Wire Encryption Concepts

To complete the picture I just want to mention that it is very important, to not only secure the access of services, but also encrypt data transferred between services.

Keystores and Truststores

To enable a secure connection (SSL) between a server and a client, first an encryption key needs to be created. The server uses it to encrypt any communication. The key is securely stored in a keystore for Java services JKS could be used. In order for a client to trust the server, one could export the key from the keystore and import it into a truststore, which is basically a keystore, containing keys of trusted services. In order to enable two-way SSL the same thing needs to be done on the client side. After creating a key in a keystore the client can access, put it into a trust store of the server. Commands to perform these actions are:

  • Generate key in "/path/to/keystore.jks" setting its alias to "myKeyAlias" and its password to "myKeyPassword". If the keystore file "/path/to/keystore.jks" does not exist, this will command will also create it.
keytool -genkey -keyalg RSA -alias myKeyAlias -keystore /path/to/keystore.jks -storepass myKeyPassword -validity 360 -keysize 2048
  • Export key stored in “/path/to/keystore.jks” with alias “myKeyAlias” into a file “myKeyFile.cer”
keytool -export -keystore /path/to/keystore.jks -alias myKeyAlias -file myKeyFile.cer
  • Import key from a file “myKeyFile.cer” with alias “myKeyAlias” into a keystore (that may act as truststore) named “/path/to/truststore.jks” using the password “trustStorePassword”
keytool -import -file myKeyFile.cer -alias myKeyAlias -keystore /path/to/truststore.jks -storepass trustStorePassword

Security Flow

Authentication

Only a properly authenticated user (which can also be a service using another service) can communicate successfully with a kerberized Hadoop service. Missing the required authentication, in this case by proving the identity of both user and the service, any communication will fail. In a kerberized environment user authentication is provided via a ticket granting ticket (TGT).

Note: Not using KERBEROS, but SIMPLE authentication, which is set up by default, provides any user with the possibility to act as any other type of user, including the superuser. Therefore strong authentication using Kerberos is highly encouraged.

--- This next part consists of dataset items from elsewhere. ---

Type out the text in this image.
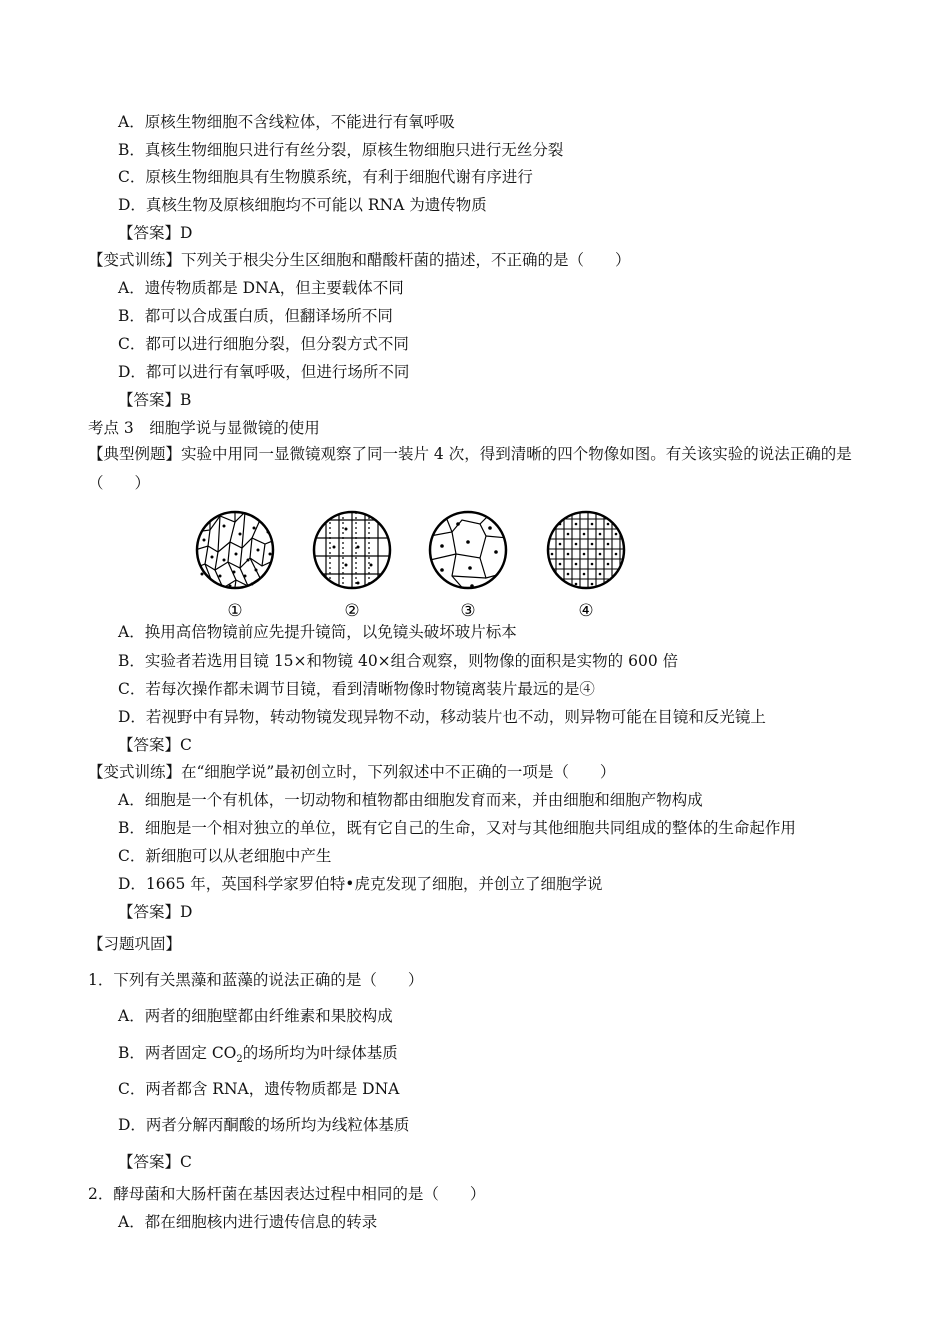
A．原核生物细胞不含线粒体，不能进行有氧呼吸
B．真核生物细胞只进行有丝分裂，原核生物细胞只进行无丝分裂
C．原核生物细胞具有生物膜系统，有利于细胞代谢有序进行
D．真核生物及原核细胞均不可能以 RNA 为遗传物质
【答案】D
【变式训练】下列关于根尖分生区细胞和醋酸杆菌的描述，不正确的是（　　）
A．遗传物质都是 DNA，但主要载体不同
B．都可以合成蛋白质，但翻译场所不同
C．都可以进行细胞分裂，但分裂方式不同
D．都可以进行有氧呼吸，但进行场所不同
【答案】B
考点 3　细胞学说与显微镜的使用
【典型例题】实验中用同一显微镜观察了同一装片 4 次，得到清晰的四个物像如图。有关该实验的说法正确的是（　　）
①	②	③	④
A．换用高倍物镜前应先提升镜筒，以免镜头破坏玻片标本
B．实验者若选用目镜 15×和物镜 40×组合观察，则物像的面积是实物的 600 倍
C．若每次操作都未调节目镜，看到清晰物像时物镜离装片最远的是④
D．若视野中有异物，转动物镜发现异物不动，移动装片也不动，则异物可能在目镜和反光镜上
【答案】C
【变式训练】在“细胞学说”最初创立时，下列叙述中不正确的一项是（　　）
A．细胞是一个有机体，一切动物和植物都由细胞发育而来，并由细胞和细胞产物构成
B．细胞是一个相对独立的单位，既有它自己的生命，又对与其他细胞共同组成的整体的生命起作用
C．新细胞可以从老细胞中产生
D．1665 年，英国科学家罗伯特•虎克发现了细胞，并创立了细胞学说
【答案】D
【习题巩固】
1．下列有关黑藻和蓝藻的说法正确的是（　　）
A．两者的细胞壁都由纤维素和果胶构成
B．两者固定 $CO_2$的场所均为叶绿体基质
C．两者都含 RNA，遗传物质都是 DNA
D．两者分解丙酮酸的场所均为线粒体基质
【答案】C
2．酵母菌和大肠杆菌在基因表达过程中相同的是（　　）
A．都在细胞核内进行遗传信息的转录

Technical Authentication Flow:

  1. User requests TGT from AS. This is done automatically upon login or using the kinit command.
  2. User receives TGT from AS.
  3. User sends request to a kerberized service.
  4. User gets service ticket from Ticket Granting Server. This is done automatically in the background when user sends a request to the service.
  5. User sends service a request to the service using the service ticket.

Authentication Flow from a User Perspective:

Most of the above processes are hidden from the user. The only thing, the user needs to do before issuing a request from the service is to login on a machine and thereby receive a TGT or receive it programmatically or obtain it manually using the kinit command.

Impersonation

This is the second step after a user is successfully authenticated at a service. The user must be authenticated, but can then choose to perform the request to the service as another user. If everyone could do this by default, this would raise another security concern and the authentication process would be futile. Therefore this behaviour is forbidden by default for everyone and must be granted for individual users. It is used by proxy services like Apache AmbariApache Zeppelin or Apache Knox. Ambari, Zeppelin and Knox authenticate as “ambari”, “zeppelin”, “knox” users, respectively, at the service using their TGTs, but can choose to act on behalf of the person, who is logged in in the browser in Ambari, Zeppelin or Knox. This is why it is very important to secure these services.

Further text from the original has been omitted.